Nyala Aksara: 25 Tahun Grindcore Pioner Semarang, AK//47

Mar 26, 2024
AK//47 Semarang

Pada Agustus 2019, unit grindcore pioneer Semarang, AK//47 merayakan dua dekade eksistensi mereka melalui gig bertajuk “AK//47: 20 Years on the Grind” di Gosty Lounge, Semarang.

Pada pertengahan penampilan, AK//47 menyuguhkan sesi reuni dengan formasi saat mereka merilis EP Tidak Setuju (2003) dan album Barricades Close the Street but Open the Way (2006). Mereka adalah Kesit Agung (vocal, bass), Bhaskoro (gitar), dan Garna Raditya (drum).

Sebelum set dimulai, sambil mempersiapkan stand mic dan bass Kesit bersaksi soal awal-awal pertemuannya dengan sang partner-in-grind, Garna Raditya;

“Waktu aku ketemu dia untuk menjalankan band ini, kami tidak paham; mau ngapain sih bikin band kaya gini, [untuk apa] nempel-nempel poster dengan tulisan ‘Jangan Nyoblos Pemilu’? Aku nggak paham,” saksi Kesit.

“Tapi kemudian kami menyadari bahwa kami tetap melakukan ini sampai sekarang karena kami menemukan pemaknaan,” tutupnya.

Tepuk tangan dan lolongan para penonton menyambut kesaksian Kesit.
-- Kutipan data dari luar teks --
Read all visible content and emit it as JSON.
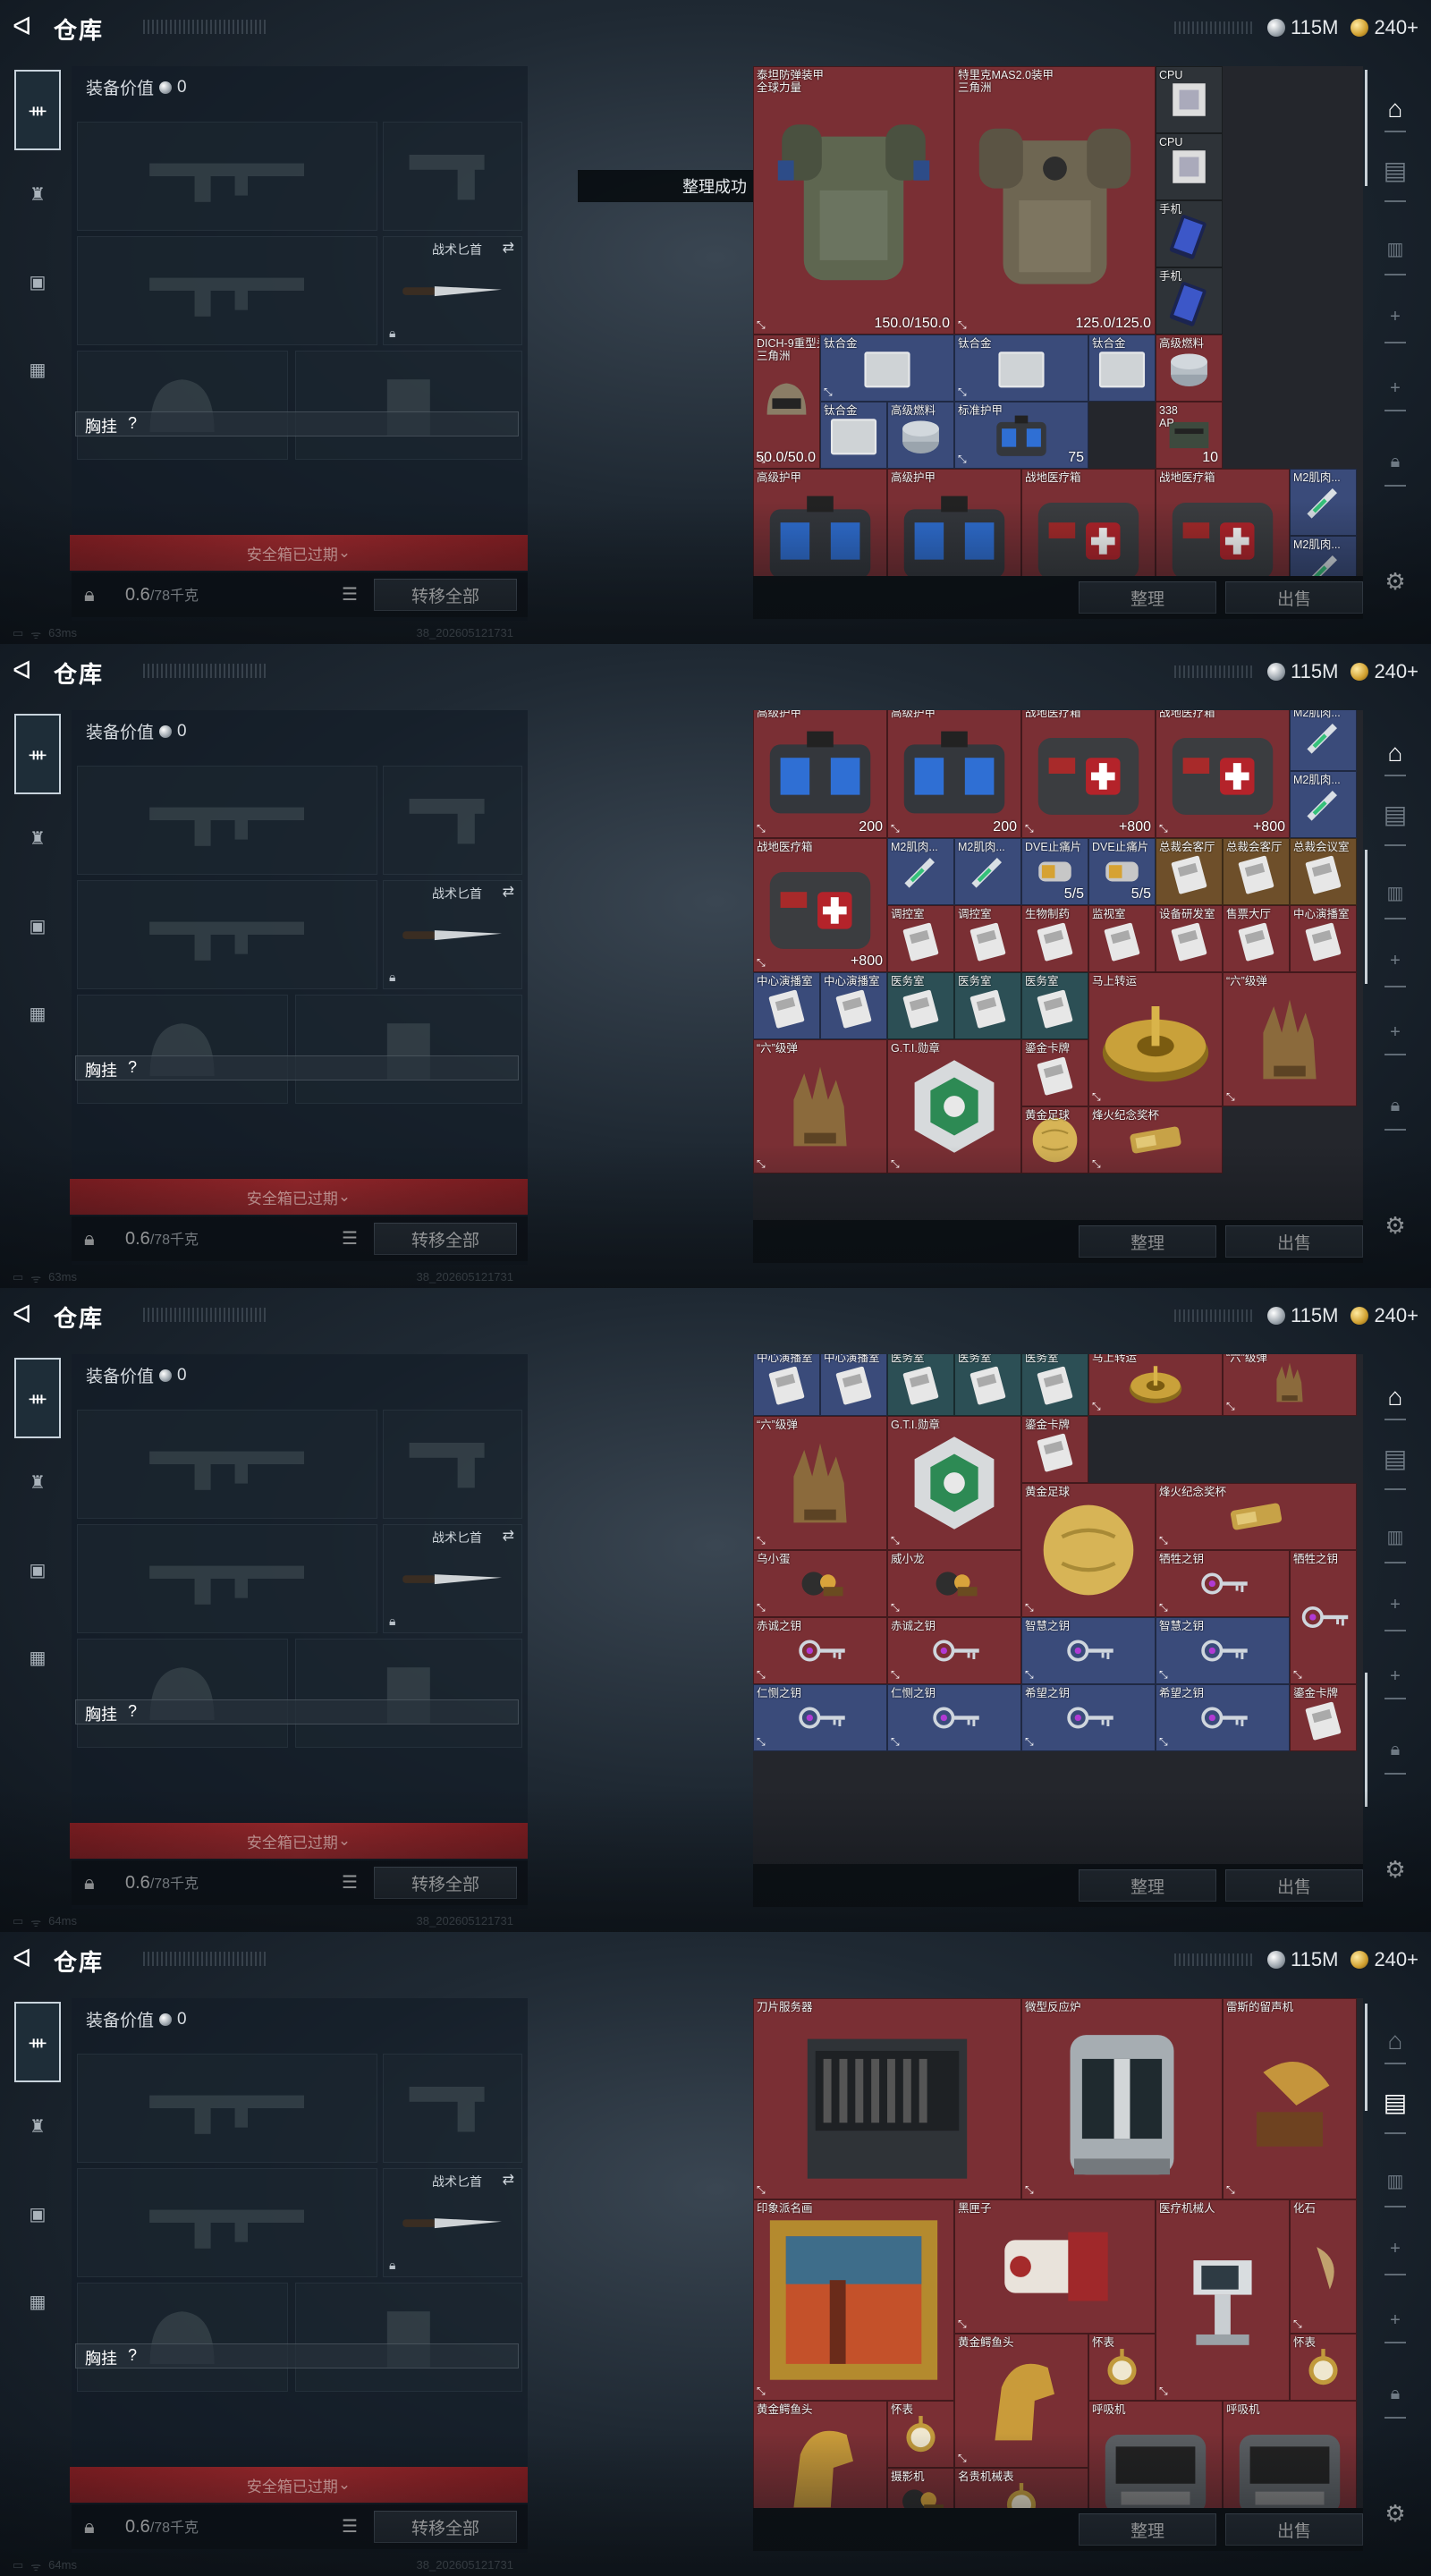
{
  "screens": [
    {
      "toast": "整理成功",
      "status": {
        "ping": "63ms"
      }
    },
    {
      "toast": "",
      "status": {
        "ping": "63ms"
      }
    },
    {
      "toast": "",
      "status": {
        "ping": "64ms"
      }
    },
    {
      "toast": "",
      "status": {
        "ping": "64ms"
      }
    }
  ],
  "header": {
    "title": "仓库",
    "currency_silver": "115M",
    "currency_gold": "240+"
  },
  "equip": {
    "value_label": "装备价值",
    "value": "0",
    "knife_label": "战术匕首",
    "vest_label": "胸挂",
    "vest_value": "?",
    "safe_box_expired": "安全箱已过期",
    "weight": "0.6",
    "weight_max": "/78千克",
    "transfer_all": "转移全部"
  },
  "buttons": {
    "sort": "整理",
    "sell": "出售"
  },
  "status": {
    "build": "38_202605121731"
  },
  "grid": {
    "s1": [
      {
        "name": "泰坦防弹装甲\n全球力量",
        "value": "150.0/150.0",
        "c": "",
        "x": 0,
        "y": 0,
        "w": 3,
        "h": 4,
        "icon": "armor"
      },
      {
        "name": "特里克MAS2.0装甲\n三角洲",
        "value": "125.0/125.0",
        "c": "",
        "x": 3,
        "y": 0,
        "w": 3,
        "h": 4,
        "icon": "armor2"
      },
      {
        "name": "CPU",
        "value": "",
        "c": "c-dark",
        "x": 6,
        "y": 0,
        "w": 1,
        "h": 1,
        "icon": "cpu"
      },
      {
        "name": "CPU",
        "value": "",
        "c": "c-dark",
        "x": 6,
        "y": 1,
        "w": 1,
        "h": 1,
        "icon": "cpu"
      },
      {
        "name": "手机",
        "value": "",
        "c": "c-dark",
        "x": 6,
        "y": 2,
        "w": 1,
        "h": 1,
        "icon": "phone"
      },
      {
        "name": "手机",
        "value": "",
        "c": "c-dark",
        "x": 6,
        "y": 3,
        "w": 1,
        "h": 1,
        "icon": "phone"
      },
      {
        "name": "DICH-9重型头盔\n三角洲",
        "value": "50.0/50.0",
        "c": "",
        "x": 0,
        "y": 4,
        "w": 1,
        "h": 2,
        "icon": "helmet"
      },
      {
        "name": "钛合金",
        "value": "",
        "c": "c-blue",
        "x": 1,
        "y": 4,
        "w": 2,
        "h": 1,
        "icon": "plate"
      },
      {
        "name": "钛合金",
        "value": "",
        "c": "c-blue",
        "x": 3,
        "y": 4,
        "w": 2,
        "h": 1,
        "icon": "plate"
      },
      {
        "name": "钛合金",
        "value": "",
        "c": "c-blue",
        "x": 5,
        "y": 4,
        "w": 1,
        "h": 1,
        "icon": "plate"
      },
      {
        "name": "高级燃料",
        "value": "",
        "c": "",
        "x": 6,
        "y": 4,
        "w": 1,
        "h": 1,
        "icon": "fuel"
      },
      {
        "name": "钛合金",
        "value": "",
        "c": "c-blue",
        "x": 1,
        "y": 5,
        "w": 1,
        "h": 1,
        "icon": "plate"
      },
      {
        "name": "高级燃料",
        "value": "",
        "c": "c-blue",
        "x": 2,
        "y": 5,
        "w": 1,
        "h": 1,
        "icon": "fuel"
      },
      {
        "name": "标准护甲",
        "value": "75",
        "c": "c-blue",
        "x": 3,
        "y": 5,
        "w": 2,
        "h": 1,
        "icon": "bag"
      },
      {
        "name": "338\nAP",
        "value": "10",
        "c": "",
        "x": 6,
        "y": 5,
        "w": 1,
        "h": 1,
        "icon": "ammo"
      },
      {
        "name": "高级护甲",
        "value": "",
        "c": "",
        "x": 0,
        "y": 6,
        "w": 2,
        "h": 2,
        "icon": "bag"
      },
      {
        "name": "高级护甲",
        "value": "",
        "c": "",
        "x": 2,
        "y": 6,
        "w": 2,
        "h": 2,
        "icon": "bag"
      },
      {
        "name": "战地医疗箱",
        "value": "",
        "c": "",
        "x": 4,
        "y": 6,
        "w": 2,
        "h": 2,
        "icon": "med"
      },
      {
        "name": "战地医疗箱",
        "value": "",
        "c": "",
        "x": 6,
        "y": 6,
        "w": 2,
        "h": 2,
        "icon": "med"
      },
      {
        "name": "M2肌肉...",
        "value": "",
        "c": "c-blue",
        "x": 8,
        "y": 6,
        "w": 1,
        "h": 1,
        "icon": "syringe"
      },
      {
        "name": "M2肌肉...",
        "value": "",
        "c": "c-blue",
        "x": 8,
        "y": 7,
        "w": 1,
        "h": 1,
        "icon": "syringe"
      }
    ],
    "s2": [
      {
        "name": "",
        "value": "50.0/50.0",
        "c": "",
        "x": 0,
        "y": 0,
        "w": 1,
        "h": 1,
        "icon": "helmet"
      },
      {
        "name": "钛合金",
        "value": "",
        "c": "c-blue",
        "x": 1,
        "y": 0,
        "w": 1,
        "h": 1,
        "icon": "plate"
      },
      {
        "name": "高级燃料",
        "value": "",
        "c": "c-blue",
        "x": 2,
        "y": 0,
        "w": 1,
        "h": 1,
        "icon": "fuel"
      },
      {
        "name": "标准护甲",
        "value": "75",
        "c": "c-blue",
        "x": 3,
        "y": 0,
        "w": 2,
        "h": 1,
        "icon": "bag"
      },
      {
        "name": "338\nAP",
        "value": "10",
        "c": "",
        "x": 6,
        "y": 0,
        "w": 1,
        "h": 1,
        "icon": "ammo"
      },
      {
        "name": "高级护甲",
        "value": "200",
        "c": "",
        "x": 0,
        "y": 1,
        "w": 2,
        "h": 2,
        "icon": "bag"
      },
      {
        "name": "高级护甲",
        "value": "200",
        "c": "",
        "x": 2,
        "y": 1,
        "w": 2,
        "h": 2,
        "icon": "bag"
      },
      {
        "name": "战地医疗箱",
        "value": "+800",
        "c": "",
        "x": 4,
        "y": 1,
        "w": 2,
        "h": 2,
        "icon": "med"
      },
      {
        "name": "战地医疗箱",
        "value": "+800",
        "c": "",
        "x": 6,
        "y": 1,
        "w": 2,
        "h": 2,
        "icon": "med"
      },
      {
        "name": "M2肌肉...",
        "value": "",
        "c": "c-blue",
        "x": 8,
        "y": 1,
        "w": 1,
        "h": 1,
        "icon": "syringe"
      },
      {
        "name": "M2肌肉...",
        "value": "",
        "c": "c-blue",
        "x": 8,
        "y": 2,
        "w": 1,
        "h": 1,
        "icon": "syringe"
      },
      {
        "name": "战地医疗箱",
        "value": "+800",
        "c": "",
        "x": 0,
        "y": 3,
        "w": 2,
        "h": 2,
        "icon": "med"
      },
      {
        "name": "M2肌肉...",
        "value": "",
        "c": "c-blue",
        "x": 2,
        "y": 3,
        "w": 1,
        "h": 1,
        "icon": "syringe"
      },
      {
        "name": "M2肌肉...",
        "value": "",
        "c": "c-blue",
        "x": 3,
        "y": 3,
        "w": 1,
        "h": 1,
        "icon": "syringe"
      },
      {
        "name": "DVE止痛片",
        "value": "5/5",
        "c": "c-blue",
        "x": 4,
        "y": 3,
        "w": 1,
        "h": 1,
        "icon": "pill"
      },
      {
        "name": "DVE止痛片",
        "value": "5/5",
        "c": "c-blue",
        "x": 5,
        "y": 3,
        "w": 1,
        "h": 1,
        "icon": "pill"
      },
      {
        "name": "总裁会客厅",
        "value": "",
        "c": "c-gold",
        "x": 6,
        "y": 3,
        "w": 1,
        "h": 1,
        "icon": "card"
      },
      {
        "name": "总裁会客厅",
        "value": "",
        "c": "c-gold",
        "x": 7,
        "y": 3,
        "w": 1,
        "h": 1,
        "icon": "card"
      },
      {
        "name": "总裁会议室",
        "value": "",
        "c": "c-gold",
        "x": 8,
        "y": 3,
        "w": 1,
        "h": 1,
        "icon": "card"
      },
      {
        "name": "调控室",
        "value": "",
        "c": "",
        "x": 2,
        "y": 4,
        "w": 1,
        "h": 1,
        "icon": "card"
      },
      {
        "name": "调控室",
        "value": "",
        "c": "",
        "x": 3,
        "y": 4,
        "w": 1,
        "h": 1,
        "icon": "card"
      },
      {
        "name": "生物制药",
        "value": "",
        "c": "",
        "x": 4,
        "y": 4,
        "w": 1,
        "h": 1,
        "icon": "card"
      },
      {
        "name": "监视室",
        "value": "",
        "c": "",
        "x": 5,
        "y": 4,
        "w": 1,
        "h": 1,
        "icon": "card"
      },
      {
        "name": "设备研发室",
        "value": "",
        "c": "",
        "x": 6,
        "y": 4,
        "w": 1,
        "h": 1,
        "icon": "card"
      },
      {
        "name": "售票大厅",
        "value": "",
        "c": "",
        "x": 7,
        "y": 4,
        "w": 1,
        "h": 1,
        "icon": "card"
      },
      {
        "name": "中心演播室",
        "value": "",
        "c": "",
        "x": 8,
        "y": 4,
        "w": 1,
        "h": 1,
        "icon": "card"
      },
      {
        "name": "中心演播室",
        "value": "",
        "c": "c-blue",
        "x": 0,
        "y": 5,
        "w": 1,
        "h": 1,
        "icon": "card"
      },
      {
        "name": "中心演播室",
        "value": "",
        "c": "c-blue",
        "x": 1,
        "y": 5,
        "w": 1,
        "h": 1,
        "icon": "card"
      },
      {
        "name": "医务室",
        "value": "",
        "c": "c-green",
        "x": 2,
        "y": 5,
        "w": 1,
        "h": 1,
        "icon": "card"
      },
      {
        "name": "医务室",
        "value": "",
        "c": "c-green",
        "x": 3,
        "y": 5,
        "w": 1,
        "h": 1,
        "icon": "card"
      },
      {
        "name": "医务室",
        "value": "",
        "c": "c-green",
        "x": 4,
        "y": 5,
        "w": 1,
        "h": 1,
        "icon": "card"
      },
      {
        "name": "马上转运",
        "value": "",
        "c": "",
        "x": 5,
        "y": 5,
        "w": 2,
        "h": 2,
        "icon": "disc"
      },
      {
        "name": "“六”级弹",
        "value": "",
        "c": "",
        "x": 7,
        "y": 5,
        "w": 2,
        "h": 2,
        "icon": "hand"
      },
      {
        "name": "“六”级弹",
        "value": "",
        "c": "",
        "x": 0,
        "y": 6,
        "w": 2,
        "h": 2,
        "icon": "hand"
      },
      {
        "name": "G.T.I.勋章",
        "value": "",
        "c": "",
        "x": 2,
        "y": 6,
        "w": 2,
        "h": 2,
        "icon": "medal"
      },
      {
        "name": "鎏金卡牌",
        "value": "",
        "c": "",
        "x": 4,
        "y": 6,
        "w": 1,
        "h": 1,
        "icon": "card"
      },
      {
        "name": "黄金足球",
        "value": "",
        "c": "",
        "x": 4,
        "y": 7,
        "w": 1,
        "h": 1,
        "icon": "ball"
      },
      {
        "name": "烽火纪念奖杯",
        "value": "",
        "c": "",
        "x": 5,
        "y": 7,
        "w": 2,
        "h": 1,
        "icon": "trophy"
      }
    ],
    "s3": [
      {
        "name": "中心演播室",
        "value": "",
        "c": "c-blue",
        "x": 0,
        "y": 0,
        "w": 1,
        "h": 1,
        "icon": "card"
      },
      {
        "name": "中心演播室",
        "value": "",
        "c": "c-blue",
        "x": 1,
        "y": 0,
        "w": 1,
        "h": 1,
        "icon": "card"
      },
      {
        "name": "医务室",
        "value": "",
        "c": "c-green",
        "x": 2,
        "y": 0,
        "w": 1,
        "h": 1,
        "icon": "card"
      },
      {
        "name": "医务室",
        "value": "",
        "c": "c-green",
        "x": 3,
        "y": 0,
        "w": 1,
        "h": 1,
        "icon": "card"
      },
      {
        "name": "医务室",
        "value": "",
        "c": "c-green",
        "x": 4,
        "y": 0,
        "w": 1,
        "h": 1,
        "icon": "card"
      },
      {
        "name": "马上转运",
        "value": "",
        "c": "",
        "x": 5,
        "y": 0,
        "w": 2,
        "h": 1,
        "icon": "disc"
      },
      {
        "name": "“六”级弹",
        "value": "",
        "c": "",
        "x": 7,
        "y": 0,
        "w": 2,
        "h": 1,
        "icon": "hand"
      },
      {
        "name": "“六”级弹",
        "value": "",
        "c": "",
        "x": 0,
        "y": 1,
        "w": 2,
        "h": 2,
        "icon": "hand"
      },
      {
        "name": "G.T.I.勋章",
        "value": "",
        "c": "",
        "x": 2,
        "y": 1,
        "w": 2,
        "h": 2,
        "icon": "medal"
      },
      {
        "name": "鎏金卡牌",
        "value": "",
        "c": "",
        "x": 4,
        "y": 1,
        "w": 1,
        "h": 1,
        "icon": "card"
      },
      {
        "name": "黄金足球",
        "value": "",
        "c": "",
        "x": 4,
        "y": 2,
        "w": 2,
        "h": 2,
        "icon": "ball"
      },
      {
        "name": "烽火纪念奖杯",
        "value": "",
        "c": "",
        "x": 6,
        "y": 2,
        "w": 3,
        "h": 1,
        "icon": "trophy"
      },
      {
        "name": "乌小蛋",
        "value": "",
        "c": "",
        "x": 0,
        "y": 3,
        "w": 2,
        "h": 1,
        "icon": "toy"
      },
      {
        "name": "威小龙",
        "value": "",
        "c": "",
        "x": 2,
        "y": 3,
        "w": 2,
        "h": 1,
        "icon": "toy"
      },
      {
        "name": "牺牲之钥",
        "value": "",
        "c": "",
        "x": 6,
        "y": 3,
        "w": 2,
        "h": 1,
        "icon": "key"
      },
      {
        "name": "牺牲之钥",
        "value": "",
        "c": "",
        "x": 8,
        "y": 3,
        "w": 1,
        "h": 2,
        "icon": "key"
      },
      {
        "name": "赤诚之钥",
        "value": "",
        "c": "",
        "x": 0,
        "y": 4,
        "w": 2,
        "h": 1,
        "icon": "key"
      },
      {
        "name": "赤诚之钥",
        "value": "",
        "c": "",
        "x": 2,
        "y": 4,
        "w": 2,
        "h": 1,
        "icon": "key"
      },
      {
        "name": "智慧之钥",
        "value": "",
        "c": "c-blue",
        "x": 4,
        "y": 4,
        "w": 2,
        "h": 1,
        "icon": "key"
      },
      {
        "name": "智慧之钥",
        "value": "",
        "c": "c-blue",
        "x": 6,
        "y": 4,
        "w": 2,
        "h": 1,
        "icon": "key"
      },
      {
        "name": "仁恻之钥",
        "value": "",
        "c": "c-blue",
        "x": 0,
        "y": 5,
        "w": 2,
        "h": 1,
        "icon": "key"
      },
      {
        "name": "仁恻之钥",
        "value": "",
        "c": "c-blue",
        "x": 2,
        "y": 5,
        "w": 2,
        "h": 1,
        "icon": "key"
      },
      {
        "name": "希望之钥",
        "value": "",
        "c": "c-blue",
        "x": 4,
        "y": 5,
        "w": 2,
        "h": 1,
        "icon": "key"
      },
      {
        "name": "希望之钥",
        "value": "",
        "c": "c-blue",
        "x": 6,
        "y": 5,
        "w": 2,
        "h": 1,
        "icon": "key"
      },
      {
        "name": "鎏金卡牌",
        "value": "",
        "c": "",
        "x": 8,
        "y": 5,
        "w": 1,
        "h": 1,
        "icon": "card"
      }
    ],
    "s4": [
      {
        "name": "刀片服务器",
        "value": "",
        "c": "",
        "x": 0,
        "y": 0,
        "w": 4,
        "h": 3,
        "icon": "server"
      },
      {
        "name": "微型反应炉",
        "value": "",
        "c": "",
        "x": 4,
        "y": 0,
        "w": 3,
        "h": 3,
        "icon": "reactor"
      },
      {
        "name": "雷斯的留声机",
        "value": "",
        "c": "",
        "x": 7,
        "y": 0,
        "w": 2,
        "h": 3,
        "icon": "phono"
      },
      {
        "name": "印象派名画",
        "value": "",
        "c": "",
        "x": 0,
        "y": 3,
        "w": 3,
        "h": 3,
        "icon": "painting"
      },
      {
        "name": "黑匣子",
        "value": "",
        "c": "",
        "x": 3,
        "y": 3,
        "w": 3,
        "h": 2,
        "icon": "blackbox"
      },
      {
        "name": "医疗机械人",
        "value": "",
        "c": "",
        "x": 6,
        "y": 3,
        "w": 2,
        "h": 3,
        "icon": "robot"
      },
      {
        "name": "化石",
        "value": "",
        "c": "",
        "x": 8,
        "y": 3,
        "w": 1,
        "h": 2,
        "icon": "fossil"
      },
      {
        "name": "黄金鳄鱼头",
        "value": "",
        "c": "",
        "x": 3,
        "y": 5,
        "w": 2,
        "h": 2,
        "icon": "horse"
      },
      {
        "name": "怀表",
        "value": "",
        "c": "",
        "x": 5,
        "y": 5,
        "w": 1,
        "h": 1,
        "icon": "watch"
      },
      {
        "name": "怀表",
        "value": "",
        "c": "",
        "x": 8,
        "y": 5,
        "w": 1,
        "h": 1,
        "icon": "watch"
      },
      {
        "name": "黄金鳄鱼头",
        "value": "",
        "c": "",
        "x": 0,
        "y": 6,
        "w": 2,
        "h": 2,
        "icon": "horse"
      },
      {
        "name": "怀表",
        "value": "",
        "c": "",
        "x": 2,
        "y": 6,
        "w": 1,
        "h": 1,
        "icon": "watch"
      },
      {
        "name": "呼吸机",
        "value": "",
        "c": "",
        "x": 5,
        "y": 6,
        "w": 2,
        "h": 2,
        "icon": "vent"
      },
      {
        "name": "呼吸机",
        "value": "",
        "c": "",
        "x": 7,
        "y": 6,
        "w": 2,
        "h": 2,
        "icon": "vent"
      },
      {
        "name": "摄影机",
        "value": "",
        "c": "",
        "x": 2,
        "y": 7,
        "w": 1,
        "h": 1,
        "icon": "toy"
      },
      {
        "name": "名贵机械表",
        "value": "",
        "c": "",
        "x": 3,
        "y": 7,
        "w": 2,
        "h": 1,
        "icon": "watch"
      }
    ]
  },
  "colors": {
    "accent_red": "#a72a2e",
    "cell_red": "#7a2f34",
    "cell_blue": "#3a4b7a"
  }
}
Sesaat setelahnya, nomor “Yang Muda Yang Melawan” dari album Barricades Close the Street but Open the Way digeber. Para pengunjung gig yang terdiri atas pelaku musik lintas genre dan lintas generasi mulai menari liar.

Pernyataan Kesit menyiratkan bahwa selama eksis, para personel AK//47 tidak memposisikan band-nya sebagai kelompok musik semata. Jika perlu dilihat lebih dalam, membicarakan AK//47 adalah membicarakan bagaimana sebuah kelompok musik merawat tradisi membaca dan menulis dalam tubuh mereka.

Yang Muda Yang Melawan

Berdiri pada 1999, AK//47 adalah salah satu band grindcore pionir di Semarang. Formasi awal mereka adalah Kesit Agung (gitar, vokal), Celeng (bass), dan Eric (drum). Tidak lama setelah berdiri mereka langsung menulis lagu sendiri berjudul “Independent Youth” dan langsung dibawakan di gig pertama mereka pada 28 November 1999 di Taman Budaya Raden Saleh atau TBRS.

Membicarakan AK//47 adalah membicarakan bagaimana sebuah kelompok musik merawat tradisi membaca dan menulis dalam tubuh mereka

Track “Independent Youth” berisi perayaan atas eksistensi kancah musik independen di Semarang yang mulai menemukan bentuknya. Imajinasi untuk memiliki skena musik yang dikelola sendiri tanpa perlu bergantung dan manut pada korporasi besar tak lagi menjadi mimpi di siang bolong. Ruang berekspresi dan etos kemandirian menjadi fokus utama perayaan skena musik Semarang saat itu.

Rombongan punk Semarang menuju Tegal naik kereta Api, 1999 / Foto: dok. Kesit Agung

 

“Waktu itu semangatnya lebih terkunci di wilayah underground music. Itu yang kemudian menjadikan anak-anak hardcore-punk sama anak metal [di Semarang] nyatu juga,” saksi Kesit.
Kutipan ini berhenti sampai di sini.